Trenden inince minareleri görülen  2  camimizi ziyarete başladık.
İlk cami Gazi Hasan Paşa camisi idi. ikincisi de, Defterdar İbrahim Efendi tarafından, 18. yüzyılda yapılmış bir cami. Camiler harabeye dönmüş.  Caminin    tüm boşluklarını , normal dükkan büyüklüğünde bölerek hediyelik eşya satış mağazaları haline getirmişler. Üst katlar da ki kapı pencereler kırık dökük.Camii sanki pazar yeri.
 
 
Bahçesinde çöplük haline getirilmiş bir mezar var. Demir parmaklıklarla çevrilmiş.

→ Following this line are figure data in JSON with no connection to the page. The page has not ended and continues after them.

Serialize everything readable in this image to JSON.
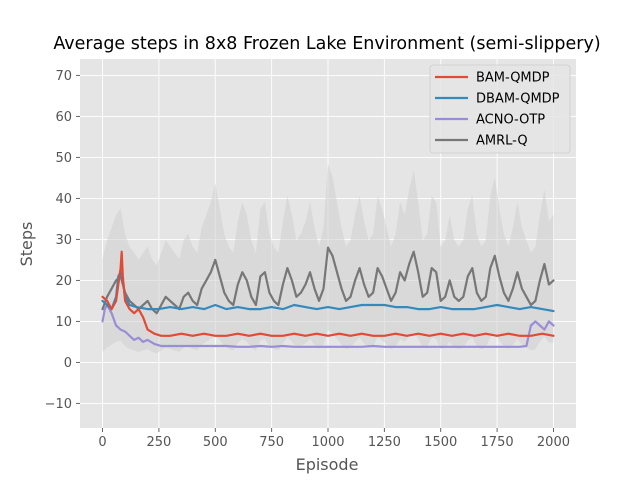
{
  "chart_data": {
    "type": "line",
    "title": "Average steps in 8x8 Frozen Lake Environment (semi-slippery)",
    "xlabel": "Episode",
    "ylabel": "Steps",
    "xlim": [
      -100,
      2100
    ],
    "ylim": [
      -16,
      74
    ],
    "x_ticks": [
      0,
      250,
      500,
      750,
      1000,
      1250,
      1500,
      1750,
      2000
    ],
    "y_ticks": [
      -10,
      0,
      10,
      20,
      30,
      40,
      50,
      60,
      70
    ],
    "grid": true,
    "legend_position": "top-right",
    "background_color": "#e5e5e5",
    "grid_color": "#ffffff",
    "band_color": "#d0d0d0",
    "series": [
      {
        "name": "BAM-QMDP",
        "color": "#e24a33",
        "x": [
          0,
          20,
          40,
          60,
          70,
          80,
          85,
          90,
          100,
          120,
          140,
          160,
          180,
          200,
          230,
          260,
          300,
          350,
          400,
          450,
          500,
          550,
          600,
          650,
          700,
          750,
          800,
          850,
          900,
          950,
          1000,
          1050,
          1100,
          1150,
          1200,
          1250,
          1300,
          1350,
          1400,
          1450,
          1500,
          1550,
          1600,
          1650,
          1700,
          1750,
          1800,
          1850,
          1900,
          1950,
          2000
        ],
        "y": [
          16,
          15,
          13,
          15,
          19,
          23,
          27,
          21,
          15,
          13,
          12,
          13,
          11,
          8,
          7,
          6.5,
          6.5,
          7,
          6.5,
          7,
          6.5,
          6.5,
          7,
          6.5,
          7,
          6.5,
          6.5,
          7,
          6.5,
          7,
          6.5,
          7,
          6.5,
          7,
          6.5,
          6.5,
          7,
          6.5,
          7,
          6.5,
          7,
          6.5,
          7,
          6.5,
          7,
          6.5,
          7,
          6.5,
          6.5,
          7,
          6.5
        ]
      },
      {
        "name": "DBAM-QMDP",
        "color": "#348abd",
        "x": [
          0,
          20,
          40,
          60,
          70,
          80,
          90,
          100,
          120,
          150,
          200,
          250,
          300,
          350,
          400,
          450,
          500,
          550,
          600,
          650,
          700,
          750,
          800,
          850,
          900,
          950,
          1000,
          1050,
          1100,
          1150,
          1200,
          1250,
          1300,
          1350,
          1400,
          1450,
          1500,
          1550,
          1600,
          1650,
          1700,
          1750,
          1800,
          1850,
          1900,
          1950,
          2000
        ],
        "y": [
          15,
          14,
          13,
          16,
          21,
          22,
          20,
          16,
          14,
          13.5,
          13,
          13,
          13.5,
          13,
          13.5,
          13,
          14,
          13,
          13.5,
          13,
          13,
          13.5,
          13,
          14,
          13.5,
          13,
          13.5,
          13,
          13.5,
          14,
          14,
          14,
          13.5,
          13.5,
          13,
          13,
          13.5,
          13,
          13,
          13,
          13.5,
          14,
          13.5,
          13,
          13.5,
          13,
          12.5
        ]
      },
      {
        "name": "ACNO-OTP",
        "color": "#988ed5",
        "x": [
          0,
          10,
          20,
          40,
          60,
          80,
          100,
          120,
          140,
          160,
          180,
          200,
          230,
          260,
          300,
          350,
          400,
          450,
          500,
          550,
          600,
          650,
          700,
          750,
          800,
          850,
          900,
          950,
          1000,
          1050,
          1100,
          1150,
          1200,
          1250,
          1300,
          1350,
          1400,
          1450,
          1500,
          1550,
          1600,
          1650,
          1700,
          1750,
          1800,
          1850,
          1880,
          1900,
          1920,
          1940,
          1960,
          1980,
          2000
        ],
        "y": [
          10,
          13,
          14,
          12,
          9,
          8,
          7.5,
          6.5,
          5.5,
          6,
          5,
          5.5,
          4.5,
          4,
          4,
          4,
          4,
          4,
          4,
          4,
          3.8,
          3.8,
          4,
          3.8,
          4,
          3.8,
          3.8,
          3.8,
          3.8,
          3.8,
          3.8,
          3.8,
          4,
          3.8,
          3.8,
          3.8,
          3.8,
          3.8,
          3.8,
          3.8,
          3.8,
          3.8,
          3.8,
          3.8,
          3.8,
          3.8,
          4,
          9,
          10,
          9,
          8,
          10,
          9
        ]
      },
      {
        "name": "AMRL-Q",
        "color": "#777777",
        "x": [
          0,
          20,
          40,
          60,
          80,
          100,
          120,
          140,
          160,
          180,
          200,
          220,
          240,
          260,
          280,
          300,
          320,
          340,
          360,
          380,
          400,
          420,
          440,
          460,
          480,
          500,
          520,
          540,
          560,
          580,
          600,
          620,
          640,
          660,
          680,
          700,
          720,
          740,
          760,
          780,
          800,
          820,
          840,
          860,
          880,
          900,
          920,
          940,
          960,
          980,
          1000,
          1020,
          1040,
          1060,
          1080,
          1100,
          1120,
          1140,
          1160,
          1180,
          1200,
          1220,
          1240,
          1260,
          1280,
          1300,
          1320,
          1340,
          1360,
          1380,
          1400,
          1420,
          1440,
          1460,
          1480,
          1500,
          1520,
          1540,
          1560,
          1580,
          1600,
          1620,
          1640,
          1660,
          1680,
          1700,
          1720,
          1740,
          1760,
          1780,
          1800,
          1820,
          1840,
          1860,
          1880,
          1900,
          1920,
          1940,
          1960,
          1980,
          2000
        ],
        "y": [
          13,
          16,
          18,
          20,
          21,
          17,
          15,
          14,
          13,
          14,
          15,
          13,
          12,
          14,
          16,
          15,
          14,
          13,
          16,
          17,
          15,
          14,
          18,
          20,
          22,
          25,
          21,
          17,
          15,
          14,
          19,
          22,
          20,
          16,
          14,
          21,
          22,
          17,
          15,
          14,
          19,
          23,
          20,
          16,
          17,
          19,
          22,
          18,
          15,
          18,
          28,
          26,
          22,
          18,
          15,
          16,
          20,
          23,
          19,
          16,
          17,
          23,
          21,
          18,
          15,
          17,
          22,
          20,
          24,
          27,
          22,
          16,
          17,
          23,
          22,
          15,
          16,
          20,
          16,
          15,
          16,
          21,
          23,
          17,
          15,
          16,
          23,
          26,
          21,
          17,
          15,
          18,
          22,
          18,
          16,
          14,
          15,
          20,
          24,
          19,
          20
        ]
      }
    ]
  }
}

Arapça yazılar olduğu için mezarın kime ait olduğunu bilmiyorum. Kanımca bu mezar Defterdar İbrahim Efendiye ait olsa gerek.
Aynı alan içinde bir de çeşme var.

Çeşme de çok bakımsız. Ama suyu akıyor ve kullanılıyor. Kos adasının her tarafı pırıl pırıl olmasına karşı, bu tarihi eserlerin bu kadar bakımsız ve pis oluşuna akıl erdirilemiyor. Yunan, özellikle Kos halkına bunu yakıştıramıyorum.

Bu da cami avlusunda abdest almak için yapılmış, ama oturak yerleri ve musluklar, sökülmüş, kapatılmış.
Gezilerimize devam ediyoruz.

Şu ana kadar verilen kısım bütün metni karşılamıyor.